Editor's Note: This piece originally appeared on Antiwar.com.
Joe Biden’s administration has made mobilizing an allied "common front" against both Russia and the People’s Republic of China (PRC) a high priority. To a significant extent, Biden has merely continued the policies that Donald Trump put in place. Despite the news media’s portrayal of Trump as a "Putin puppet," U.S. policy toward Russia became more, not less, confrontational during his presidency, with general approval from allied governments.
Trump also pressured the European and East Asian allies to approve a firm protest and impose some sanctions against Beijing for its crackdown on Hong Kong and continuing domestic human rights violations. That effort largely failed, and Biden has experienced only modestly greater success in enlisting the allies to confront the PRC on such issues as Hong Kong, Taiwan, and the South China Sea.
The recent G-7 and NATO summit communiqués, especially the latter, did embrace hardline policies toward Russia, a step that clearly pleased the Biden administration. Provisions that the summit participants adopted with respect to the PRC, though, were milder, albeit more confrontational than the language used in previous communiqués.
Even if Washington is able to entice or cajole allied governments eventually to endorse a belligerent stance toward Moscow and a de facto containment policy toward Beijing, substantial evidence exists that the populations in those countries support neutrality. That gap between rulers and ruled could cause major problems for proponents of neo-cold war policies directed against Russia and the PRC.
The latest sign of trouble for the new crop of cold warriors emerges from a recent public opinion survey in Australia by the Lowry Institute. Beijing’s mounting human rights abuses and abrasive international behavior has turned Australian attitudes toward China increasingly negative. Nevertheless, while Australians were highly critical of the PRC on almost every issue they were asked about in the poll, a majority did not want Australia involved in a military conflict between China and the United States. Fifty-seven percent said Australia should remain neutral in such a conflict, well above the 41% who believed that Australia should support the United States, its treaty ally.
Moreover, there was a dramatic age difference with respect to that question: a mere 21% of those age 18-29 said that Australia should support the United States in a conflict. A much more robust 58% of respondents over 60 believed their country should do so. That difference does not bode well for Australian backing in the years to come.
An earlier public opinion poll in Europe found even more worrisome results from the standpoint of U.S. policy. The survey by the European Council on Foreign Relations covered 60,000 people in 14 European Union countries. When asked "Whose side should your country take in a conflict between the United States and China?" the results were lopsided against backing America. Only 24 percent of respondents in Poland favored supporting Washington, while 54 percent chose neutrality. The pro-U.S. position was 19 percent in the Czech Republic, 17 percent in Romania, and 13 percent in Hungary. The outcome in Washington’s more venerable NATO security partners in Western Europe was equally bad.
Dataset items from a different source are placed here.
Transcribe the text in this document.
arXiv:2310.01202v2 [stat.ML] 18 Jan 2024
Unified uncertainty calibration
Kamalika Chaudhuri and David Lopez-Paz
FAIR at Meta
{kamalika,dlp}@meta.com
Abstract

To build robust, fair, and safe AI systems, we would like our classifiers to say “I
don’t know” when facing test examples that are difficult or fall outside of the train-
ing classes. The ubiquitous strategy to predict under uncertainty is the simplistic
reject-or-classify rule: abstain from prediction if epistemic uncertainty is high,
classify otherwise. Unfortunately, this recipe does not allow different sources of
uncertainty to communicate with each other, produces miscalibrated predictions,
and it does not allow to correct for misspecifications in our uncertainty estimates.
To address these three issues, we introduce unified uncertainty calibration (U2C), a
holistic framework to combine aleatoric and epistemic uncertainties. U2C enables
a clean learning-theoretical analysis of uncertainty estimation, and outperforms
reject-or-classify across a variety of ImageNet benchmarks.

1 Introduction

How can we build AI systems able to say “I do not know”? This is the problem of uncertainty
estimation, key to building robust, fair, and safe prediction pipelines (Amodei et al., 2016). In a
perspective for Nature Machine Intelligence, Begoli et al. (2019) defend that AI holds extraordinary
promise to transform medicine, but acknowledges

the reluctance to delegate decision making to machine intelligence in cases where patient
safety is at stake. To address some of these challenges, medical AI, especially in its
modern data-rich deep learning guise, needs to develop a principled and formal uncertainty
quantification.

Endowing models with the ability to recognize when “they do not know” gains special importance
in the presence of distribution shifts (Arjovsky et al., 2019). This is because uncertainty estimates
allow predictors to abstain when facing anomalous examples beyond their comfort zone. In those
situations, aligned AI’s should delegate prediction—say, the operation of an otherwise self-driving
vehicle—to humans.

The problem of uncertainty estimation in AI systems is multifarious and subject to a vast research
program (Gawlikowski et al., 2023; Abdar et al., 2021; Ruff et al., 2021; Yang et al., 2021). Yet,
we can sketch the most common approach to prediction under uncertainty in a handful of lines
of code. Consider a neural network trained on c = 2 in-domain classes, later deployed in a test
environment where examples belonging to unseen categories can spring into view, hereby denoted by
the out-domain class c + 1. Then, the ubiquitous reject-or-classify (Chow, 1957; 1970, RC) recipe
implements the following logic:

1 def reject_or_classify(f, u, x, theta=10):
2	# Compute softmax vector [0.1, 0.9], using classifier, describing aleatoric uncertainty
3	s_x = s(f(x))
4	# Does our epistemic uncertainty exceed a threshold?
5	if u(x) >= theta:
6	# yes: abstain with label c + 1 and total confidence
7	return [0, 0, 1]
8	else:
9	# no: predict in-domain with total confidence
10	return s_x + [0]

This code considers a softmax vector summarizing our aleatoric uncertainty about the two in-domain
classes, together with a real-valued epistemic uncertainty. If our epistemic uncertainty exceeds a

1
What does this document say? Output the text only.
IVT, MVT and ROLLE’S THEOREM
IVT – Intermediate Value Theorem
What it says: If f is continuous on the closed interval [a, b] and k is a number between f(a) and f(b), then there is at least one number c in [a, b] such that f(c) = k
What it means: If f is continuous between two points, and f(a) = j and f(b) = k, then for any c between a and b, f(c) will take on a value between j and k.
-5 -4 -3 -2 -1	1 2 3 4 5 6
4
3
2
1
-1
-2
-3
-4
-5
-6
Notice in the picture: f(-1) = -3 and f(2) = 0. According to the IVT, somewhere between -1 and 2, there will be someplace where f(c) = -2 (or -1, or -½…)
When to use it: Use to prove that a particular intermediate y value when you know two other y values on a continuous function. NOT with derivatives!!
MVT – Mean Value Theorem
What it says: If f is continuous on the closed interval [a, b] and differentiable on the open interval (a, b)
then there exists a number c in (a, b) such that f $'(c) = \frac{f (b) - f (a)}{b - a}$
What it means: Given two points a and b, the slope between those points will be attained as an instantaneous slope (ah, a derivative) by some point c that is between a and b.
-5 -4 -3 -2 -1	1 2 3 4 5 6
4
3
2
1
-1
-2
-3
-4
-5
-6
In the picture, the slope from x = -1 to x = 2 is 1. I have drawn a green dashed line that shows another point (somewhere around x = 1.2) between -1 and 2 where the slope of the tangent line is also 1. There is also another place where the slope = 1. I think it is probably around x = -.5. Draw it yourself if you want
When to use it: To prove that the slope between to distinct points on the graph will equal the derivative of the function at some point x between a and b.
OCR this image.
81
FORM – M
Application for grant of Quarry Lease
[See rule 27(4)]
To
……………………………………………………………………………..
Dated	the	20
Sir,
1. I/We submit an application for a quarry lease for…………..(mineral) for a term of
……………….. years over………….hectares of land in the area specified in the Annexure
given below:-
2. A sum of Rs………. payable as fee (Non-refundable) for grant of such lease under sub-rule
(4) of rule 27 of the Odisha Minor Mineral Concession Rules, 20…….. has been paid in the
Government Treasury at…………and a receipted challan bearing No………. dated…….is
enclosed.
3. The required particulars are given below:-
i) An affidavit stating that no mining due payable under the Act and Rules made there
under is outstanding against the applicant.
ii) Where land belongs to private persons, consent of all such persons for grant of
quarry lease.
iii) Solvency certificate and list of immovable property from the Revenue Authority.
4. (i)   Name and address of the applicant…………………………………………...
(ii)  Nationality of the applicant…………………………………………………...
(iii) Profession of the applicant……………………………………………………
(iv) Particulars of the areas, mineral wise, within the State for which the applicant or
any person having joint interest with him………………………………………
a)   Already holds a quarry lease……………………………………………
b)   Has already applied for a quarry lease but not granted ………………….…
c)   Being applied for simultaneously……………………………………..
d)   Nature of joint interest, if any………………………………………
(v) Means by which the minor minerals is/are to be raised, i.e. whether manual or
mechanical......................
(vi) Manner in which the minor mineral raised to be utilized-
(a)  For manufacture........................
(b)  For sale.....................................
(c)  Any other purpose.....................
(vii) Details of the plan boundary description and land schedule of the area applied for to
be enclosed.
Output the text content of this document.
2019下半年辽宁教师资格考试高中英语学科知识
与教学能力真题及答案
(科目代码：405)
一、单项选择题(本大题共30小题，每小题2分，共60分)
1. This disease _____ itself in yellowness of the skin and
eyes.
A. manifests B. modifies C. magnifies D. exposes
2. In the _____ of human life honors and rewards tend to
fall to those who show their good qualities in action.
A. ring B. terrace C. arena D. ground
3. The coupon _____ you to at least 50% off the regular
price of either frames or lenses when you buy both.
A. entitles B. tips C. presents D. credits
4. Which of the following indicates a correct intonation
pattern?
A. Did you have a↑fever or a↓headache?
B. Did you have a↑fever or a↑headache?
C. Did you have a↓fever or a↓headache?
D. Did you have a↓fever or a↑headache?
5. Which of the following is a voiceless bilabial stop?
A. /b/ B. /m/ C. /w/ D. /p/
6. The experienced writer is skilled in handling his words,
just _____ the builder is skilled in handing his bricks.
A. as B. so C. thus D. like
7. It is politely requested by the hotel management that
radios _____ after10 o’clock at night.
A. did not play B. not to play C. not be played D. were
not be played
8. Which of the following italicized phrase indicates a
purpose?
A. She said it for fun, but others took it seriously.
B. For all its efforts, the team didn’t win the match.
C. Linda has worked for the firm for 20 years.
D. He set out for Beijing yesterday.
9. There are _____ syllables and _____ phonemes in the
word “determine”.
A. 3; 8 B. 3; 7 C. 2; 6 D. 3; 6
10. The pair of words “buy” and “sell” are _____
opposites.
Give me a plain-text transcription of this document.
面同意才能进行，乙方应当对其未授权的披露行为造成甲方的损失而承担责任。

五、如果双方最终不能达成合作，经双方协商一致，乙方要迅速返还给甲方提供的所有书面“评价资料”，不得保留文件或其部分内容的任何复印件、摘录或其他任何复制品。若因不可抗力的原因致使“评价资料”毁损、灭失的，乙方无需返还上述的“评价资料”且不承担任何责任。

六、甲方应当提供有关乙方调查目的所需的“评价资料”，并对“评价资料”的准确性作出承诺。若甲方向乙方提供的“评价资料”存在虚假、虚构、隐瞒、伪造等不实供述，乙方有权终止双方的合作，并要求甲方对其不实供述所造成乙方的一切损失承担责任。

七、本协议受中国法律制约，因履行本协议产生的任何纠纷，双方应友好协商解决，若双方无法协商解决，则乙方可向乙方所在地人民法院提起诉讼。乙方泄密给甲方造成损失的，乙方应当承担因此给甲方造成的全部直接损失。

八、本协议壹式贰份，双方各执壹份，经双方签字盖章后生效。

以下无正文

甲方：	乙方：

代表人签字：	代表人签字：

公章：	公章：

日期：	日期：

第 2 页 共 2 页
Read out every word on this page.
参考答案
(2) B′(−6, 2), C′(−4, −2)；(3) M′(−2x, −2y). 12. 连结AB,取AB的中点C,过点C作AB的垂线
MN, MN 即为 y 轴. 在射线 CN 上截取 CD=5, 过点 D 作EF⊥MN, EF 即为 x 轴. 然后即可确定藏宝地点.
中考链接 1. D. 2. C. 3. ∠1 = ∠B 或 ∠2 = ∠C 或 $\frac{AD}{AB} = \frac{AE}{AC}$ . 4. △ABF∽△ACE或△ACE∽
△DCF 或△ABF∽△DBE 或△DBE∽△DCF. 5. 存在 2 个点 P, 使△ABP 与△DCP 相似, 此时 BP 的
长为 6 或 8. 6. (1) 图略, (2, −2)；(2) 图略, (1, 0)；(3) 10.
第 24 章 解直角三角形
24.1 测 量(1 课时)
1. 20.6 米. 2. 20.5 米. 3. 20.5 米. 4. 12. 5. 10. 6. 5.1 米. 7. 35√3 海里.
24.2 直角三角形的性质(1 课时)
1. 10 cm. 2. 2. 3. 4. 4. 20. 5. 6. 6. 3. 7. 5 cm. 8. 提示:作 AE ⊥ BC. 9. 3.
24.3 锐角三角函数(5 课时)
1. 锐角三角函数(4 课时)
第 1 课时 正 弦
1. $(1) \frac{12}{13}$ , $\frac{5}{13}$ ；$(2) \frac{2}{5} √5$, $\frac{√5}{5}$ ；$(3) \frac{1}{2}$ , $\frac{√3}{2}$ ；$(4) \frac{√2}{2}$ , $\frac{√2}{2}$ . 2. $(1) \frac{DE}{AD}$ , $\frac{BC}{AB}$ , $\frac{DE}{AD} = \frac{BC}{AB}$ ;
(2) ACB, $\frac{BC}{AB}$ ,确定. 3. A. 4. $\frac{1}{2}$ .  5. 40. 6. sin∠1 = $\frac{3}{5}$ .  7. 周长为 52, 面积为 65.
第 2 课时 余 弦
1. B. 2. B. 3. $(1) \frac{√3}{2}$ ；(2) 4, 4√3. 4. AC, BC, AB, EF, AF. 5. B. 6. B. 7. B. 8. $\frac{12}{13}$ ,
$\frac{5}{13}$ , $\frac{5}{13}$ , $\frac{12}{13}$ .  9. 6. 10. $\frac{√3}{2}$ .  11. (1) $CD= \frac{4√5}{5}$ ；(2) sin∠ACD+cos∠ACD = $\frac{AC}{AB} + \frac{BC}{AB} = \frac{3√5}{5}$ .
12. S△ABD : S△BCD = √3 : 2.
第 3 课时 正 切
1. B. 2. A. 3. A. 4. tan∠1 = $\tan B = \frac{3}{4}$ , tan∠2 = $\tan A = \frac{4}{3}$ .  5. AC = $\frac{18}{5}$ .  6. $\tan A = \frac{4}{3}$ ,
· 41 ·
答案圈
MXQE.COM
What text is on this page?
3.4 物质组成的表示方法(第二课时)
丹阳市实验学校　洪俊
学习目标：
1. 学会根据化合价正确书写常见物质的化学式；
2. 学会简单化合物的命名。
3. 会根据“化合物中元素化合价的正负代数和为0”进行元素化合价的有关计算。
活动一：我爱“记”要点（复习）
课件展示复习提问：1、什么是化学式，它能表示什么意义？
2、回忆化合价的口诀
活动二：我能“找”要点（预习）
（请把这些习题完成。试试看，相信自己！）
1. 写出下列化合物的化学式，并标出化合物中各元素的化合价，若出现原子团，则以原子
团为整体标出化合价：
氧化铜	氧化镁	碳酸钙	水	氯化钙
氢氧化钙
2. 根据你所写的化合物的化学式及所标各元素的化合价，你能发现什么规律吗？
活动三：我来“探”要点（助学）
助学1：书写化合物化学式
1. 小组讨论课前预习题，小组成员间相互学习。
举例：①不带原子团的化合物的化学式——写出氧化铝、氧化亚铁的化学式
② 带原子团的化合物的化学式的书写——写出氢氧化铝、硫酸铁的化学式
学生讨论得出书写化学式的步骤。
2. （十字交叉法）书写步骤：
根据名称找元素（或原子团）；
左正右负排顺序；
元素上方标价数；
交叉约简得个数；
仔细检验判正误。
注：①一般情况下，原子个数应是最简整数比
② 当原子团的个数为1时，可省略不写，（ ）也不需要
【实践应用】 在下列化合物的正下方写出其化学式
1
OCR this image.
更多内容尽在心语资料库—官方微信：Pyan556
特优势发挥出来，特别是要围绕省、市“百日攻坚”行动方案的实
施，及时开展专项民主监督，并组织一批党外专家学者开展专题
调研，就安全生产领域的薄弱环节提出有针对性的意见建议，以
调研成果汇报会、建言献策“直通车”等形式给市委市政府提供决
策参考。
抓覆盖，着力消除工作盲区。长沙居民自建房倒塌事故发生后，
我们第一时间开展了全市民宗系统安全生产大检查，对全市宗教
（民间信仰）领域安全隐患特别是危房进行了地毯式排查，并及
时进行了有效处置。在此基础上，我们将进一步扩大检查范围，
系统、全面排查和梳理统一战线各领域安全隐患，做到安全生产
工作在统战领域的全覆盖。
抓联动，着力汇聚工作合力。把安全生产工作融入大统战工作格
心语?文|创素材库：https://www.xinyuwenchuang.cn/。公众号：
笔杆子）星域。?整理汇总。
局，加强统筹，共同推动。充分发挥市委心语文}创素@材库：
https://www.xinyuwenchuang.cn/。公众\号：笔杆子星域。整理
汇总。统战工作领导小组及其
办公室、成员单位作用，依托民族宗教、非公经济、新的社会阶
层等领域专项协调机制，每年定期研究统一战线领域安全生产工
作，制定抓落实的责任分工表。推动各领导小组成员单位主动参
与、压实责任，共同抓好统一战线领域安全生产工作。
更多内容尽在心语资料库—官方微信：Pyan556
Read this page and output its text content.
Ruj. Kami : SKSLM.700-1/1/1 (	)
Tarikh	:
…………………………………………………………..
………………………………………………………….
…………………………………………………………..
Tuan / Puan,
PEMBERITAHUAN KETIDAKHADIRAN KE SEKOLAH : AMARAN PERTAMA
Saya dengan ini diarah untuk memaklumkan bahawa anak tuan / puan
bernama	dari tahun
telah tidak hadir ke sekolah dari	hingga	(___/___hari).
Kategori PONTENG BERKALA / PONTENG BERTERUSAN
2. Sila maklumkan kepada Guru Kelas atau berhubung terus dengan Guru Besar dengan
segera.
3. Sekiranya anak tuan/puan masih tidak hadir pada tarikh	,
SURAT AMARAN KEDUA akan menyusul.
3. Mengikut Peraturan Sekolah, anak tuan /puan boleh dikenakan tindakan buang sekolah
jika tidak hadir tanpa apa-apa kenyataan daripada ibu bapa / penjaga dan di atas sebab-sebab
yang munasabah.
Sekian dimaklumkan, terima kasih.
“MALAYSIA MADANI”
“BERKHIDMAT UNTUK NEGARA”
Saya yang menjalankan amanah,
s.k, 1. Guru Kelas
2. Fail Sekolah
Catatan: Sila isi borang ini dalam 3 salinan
Only 18 percent of French respondents, 20 percent of Italians, and 10 percent of Germans chose solidarity with the United States against the PRC.
If the results regarding policy toward China were not enough to dishearten hawks in the United States, the numbers regarding policy toward Russia were even more depressing. When asked "Whose side should your country take in a conflict between the United States and Russia?" the majority or a plurality of respondents in all 14 E.U. countries said "neither." Percentages expressing pro-U.S. sentiments typically languished in the teens or low twenties. That situation is especially significant, since both Washington and NATO are adopting ever more hardline policies toward Vladimir Putin’s government, and NATO military exercises (war games) near the borders of the Russian Federation are increasing in both frequency and size. An armed clash between Russian and NATO forces because of Ukraine or some other flashpoint is no longer a far-fetched notion.
Washington’s neo-cold war stance toward Russia and China appears to be increasingly unsustainable. The Biden administration has been able to get most U.S. allies on board for such a policy with respect to Russia, and is obtaining some movement in that direction by many of those same governments (albeit with noticeable reluctance). But the populations in nearly all allied nations seem to have no stomach for a confrontation with Russia or China. If an armed conflict erupts between the United States and either the PRC or Russia, allied governments risk repudiation by their own furious publics by backing Washington.
It is predictable that at least some of those governments will decline to commit political suicide, and will instead leave the United States to face its adversary alone. U.S. leaders need to adopt a much more cautious, realistic estimate of sustained allied support in the event of trouble. At the moment, they are very far out on an increasingly shaky policy tree limb.
Ted Galen Carpenter is a senior fellow in security studies at the Cato Institute and a contributing editor at the National Interest. He has penned 12 books -- including his most recent NATO: The Dangerous Dinosaur (2019) -- and has authored more than 900 international affairs articles.